After a moment or two, Amanda takes my tea and hands me my abandoned nursing bra, and I realize I’m naked from the waist up. My boyfriend’s sister and his mother are here and I’m not wearing clothes.
And I didn’t even notice.
I slip into the bra and sip the tea. I can hear Zara fussing intermittently in the other room. Every time she does, my milk lets down.

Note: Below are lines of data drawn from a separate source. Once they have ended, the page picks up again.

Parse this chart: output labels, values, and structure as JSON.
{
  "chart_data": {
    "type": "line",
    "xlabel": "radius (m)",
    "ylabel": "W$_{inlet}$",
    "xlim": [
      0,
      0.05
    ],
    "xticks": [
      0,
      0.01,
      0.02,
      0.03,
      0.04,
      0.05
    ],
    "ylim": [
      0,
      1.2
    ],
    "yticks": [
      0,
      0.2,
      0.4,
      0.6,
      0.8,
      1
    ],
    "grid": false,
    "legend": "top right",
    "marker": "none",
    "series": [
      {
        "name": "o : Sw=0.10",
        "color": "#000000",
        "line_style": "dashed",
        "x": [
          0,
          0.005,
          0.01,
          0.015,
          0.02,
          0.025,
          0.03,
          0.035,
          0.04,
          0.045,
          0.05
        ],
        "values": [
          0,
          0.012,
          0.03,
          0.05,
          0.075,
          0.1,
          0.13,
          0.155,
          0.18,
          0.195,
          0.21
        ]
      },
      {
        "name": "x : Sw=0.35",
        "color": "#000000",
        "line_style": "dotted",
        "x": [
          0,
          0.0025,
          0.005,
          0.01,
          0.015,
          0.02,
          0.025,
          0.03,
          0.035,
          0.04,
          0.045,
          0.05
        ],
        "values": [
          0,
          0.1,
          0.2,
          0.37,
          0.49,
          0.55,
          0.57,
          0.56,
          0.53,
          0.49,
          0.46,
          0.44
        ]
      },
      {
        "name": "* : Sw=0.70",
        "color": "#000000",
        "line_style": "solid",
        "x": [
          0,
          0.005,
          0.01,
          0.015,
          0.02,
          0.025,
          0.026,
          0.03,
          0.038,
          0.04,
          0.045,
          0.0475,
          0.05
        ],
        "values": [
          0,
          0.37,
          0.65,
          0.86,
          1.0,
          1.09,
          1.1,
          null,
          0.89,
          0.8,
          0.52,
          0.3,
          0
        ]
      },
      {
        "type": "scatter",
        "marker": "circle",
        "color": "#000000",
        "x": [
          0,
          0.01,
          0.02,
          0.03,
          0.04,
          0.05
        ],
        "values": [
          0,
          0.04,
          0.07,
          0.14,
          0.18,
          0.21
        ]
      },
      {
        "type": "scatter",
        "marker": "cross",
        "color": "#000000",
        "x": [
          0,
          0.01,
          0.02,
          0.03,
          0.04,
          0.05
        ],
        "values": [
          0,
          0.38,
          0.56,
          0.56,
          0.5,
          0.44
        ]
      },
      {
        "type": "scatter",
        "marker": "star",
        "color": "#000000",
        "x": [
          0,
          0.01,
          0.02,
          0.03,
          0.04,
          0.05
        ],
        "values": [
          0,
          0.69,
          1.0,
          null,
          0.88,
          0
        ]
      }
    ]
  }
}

The fussing subsides more and more, and then there’s only the sound of shushing. But my tears won’t stop falling. I’m so tired.
And I’m so bad at this.
Even Kane is better at it than I am. At least he knew how to change a diaper. And he’s more confident with the baths. And he doesn’t fall apart into a whimpering mess every time she cries.
“Where’s Kane?” I finally ask. I’m not sure how much time has passed since they arrived.
“I sent him on an errand. Lucy rented a hospital grade pump for you. We’ll show you how to use it. So you can start pumping once or twice a day and Kane can give her some bottles. You have no idea how much that’ll help. I sent Kane to pick it up.”
“That’s—thank you.”
The idea of not having to feed her absolutely every time she cries? Makes me feel like weeping again, with relief.
Lucy comes back into view, Zara slumped against her shoulder.
“Asleep?” I ask.
“Asleep,” she affirms.
I burst into tears all over again. “I couldn’t calm her down.”
“It’s because you’re the milk,” Amanda says. “Sometimes someone else has to do it.”
“I couldn’t make her happy.”
“Shhh,” Lucy says. “You’re okay. You need to drink the tea and then you need to nap while we hold Zara.”
“I can’t,” I wail. “I can’t nap. She’ll wake up and need to be fed and I’m the only one—”
“You can nap. She’ll be fine for a little while. I think she finally got enough,” Lucy says.
I cry harder.
“You’re all right, hon,” Lucy says. “This is the hardest day. She’s on a growth spurt and trying to gain back to her birth weight and all the hormones go bonkers on day four. It feels impossible. You just have to trust me; it gets easier again.”
“But what if it doesn’t?” I sob. “I can’t do this. I can’t. I can’t, I can’t, I can’t, I can’t do this, I can’t do this, you’re going to have to tell him I can’t do this—”
A sound makes me look up. Kane is standing in the doorway, a small satchel over his shoulder. His eyes are big and shocked.
“Kane,” Amanda says. “Wait.”
But he doesn’t. He hands the satchel to his sister, turns on a heel, and goes out the door.
Amanda and Lucy exchange looks.
“I got her,” Lucy says.
“I got him,” Amanda says.
And, getting to her feet, she chases Kane out the door.